Serang, 21 april 2025, Di era digital yang serba cepat dan penuh pencitraan, gaya hidup hedonis kini bukan hanya tren—tapi sudah menjadi jebakan nyata bagi banyak orang. Terutama generasi muda dan masyarakat urban, yang rela mengorbankan kebutuhan pokok demi tampil "layak" di media sosial. Bayangkan, sekarang bahkan iPhone bisa disewa. Pertanyaannya: apakah benar kita sebegitu haus validasi, hingga harus terlihat "wah" di Instagram, TikTok, atau status WhatsApp, meski harus berutang lewat pinjaman online (pinjol)?


Fenomena ini tidak datang sendiri. Ia berjalan beriringan dengan kemudahan berbelanja secara online, hadirnya fitur live streaming shopping, dan tentu saja—godaan paylater. Belanja pun kini tak butuh uang di tangan. Cukup klik, bayar nanti. Mudah? Iya. Tapi juga berbahaya. Hasilnya, banyak orang belanja tanpa berpikir panjang. Sebuah kebiasaan konsumtif yang pelan tapi pasti membuat mereka terlilit cicilan dan mengorbankan kebutuhan pokok, seperti biaya makan, pendidikan anak, hingga tagihan penting lainnya.

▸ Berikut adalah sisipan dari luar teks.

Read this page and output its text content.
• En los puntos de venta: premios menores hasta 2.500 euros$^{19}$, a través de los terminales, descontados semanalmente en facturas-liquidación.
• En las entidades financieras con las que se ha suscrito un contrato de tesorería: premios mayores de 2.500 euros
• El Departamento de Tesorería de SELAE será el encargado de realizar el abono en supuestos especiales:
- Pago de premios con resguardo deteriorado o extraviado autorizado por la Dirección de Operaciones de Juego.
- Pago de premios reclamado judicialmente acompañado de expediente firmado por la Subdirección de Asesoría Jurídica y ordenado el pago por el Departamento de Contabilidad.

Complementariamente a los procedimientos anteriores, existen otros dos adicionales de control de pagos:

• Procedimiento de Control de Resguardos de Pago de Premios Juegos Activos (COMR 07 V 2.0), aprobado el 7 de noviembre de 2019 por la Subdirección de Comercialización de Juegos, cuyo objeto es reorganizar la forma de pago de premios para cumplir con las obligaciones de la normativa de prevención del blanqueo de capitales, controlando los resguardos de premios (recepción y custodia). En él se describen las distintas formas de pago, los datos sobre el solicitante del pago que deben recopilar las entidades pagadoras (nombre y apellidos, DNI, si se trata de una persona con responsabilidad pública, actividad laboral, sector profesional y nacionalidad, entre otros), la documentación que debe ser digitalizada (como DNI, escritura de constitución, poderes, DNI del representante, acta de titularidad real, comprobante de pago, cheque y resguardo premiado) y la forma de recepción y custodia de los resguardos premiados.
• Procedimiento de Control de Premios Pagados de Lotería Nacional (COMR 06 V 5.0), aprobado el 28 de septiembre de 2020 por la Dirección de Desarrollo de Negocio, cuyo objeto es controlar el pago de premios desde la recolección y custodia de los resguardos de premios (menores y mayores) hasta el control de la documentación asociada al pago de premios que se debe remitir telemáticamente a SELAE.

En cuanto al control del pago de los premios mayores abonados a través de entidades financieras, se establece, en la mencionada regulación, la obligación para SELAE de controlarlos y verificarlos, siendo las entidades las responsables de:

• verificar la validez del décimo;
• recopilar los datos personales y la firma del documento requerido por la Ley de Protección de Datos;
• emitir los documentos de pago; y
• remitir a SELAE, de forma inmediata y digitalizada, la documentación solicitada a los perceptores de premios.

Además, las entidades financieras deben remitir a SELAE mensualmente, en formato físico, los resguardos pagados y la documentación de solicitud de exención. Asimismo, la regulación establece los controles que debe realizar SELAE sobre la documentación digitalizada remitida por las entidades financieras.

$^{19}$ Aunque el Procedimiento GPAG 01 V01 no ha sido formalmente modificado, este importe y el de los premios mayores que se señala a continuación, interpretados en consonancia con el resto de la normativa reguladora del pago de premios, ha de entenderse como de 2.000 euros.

Yang lebih mengkhawatirkan, gaya hidup ini mulai menjangkiti anak-anak remaja. Tontonan media sosial, konten influencer, dan tren pamer barang branded membuat mereka terpapar nilai-nilai hedon sejak dini. Mereka tumbuh dengan pikiran bahwa "yang keren itu mahal," padahal belum tentu sesuai kebutuhan atau kemampuan. Di tengah arus ini, muncul satu perlawanan: frugal living. Sebuah gaya hidup yang mulai digaungkan kembali oleh mereka yang sadar bahwa hidup tidak selalu harus mewah, tapi cukup dan bermakna.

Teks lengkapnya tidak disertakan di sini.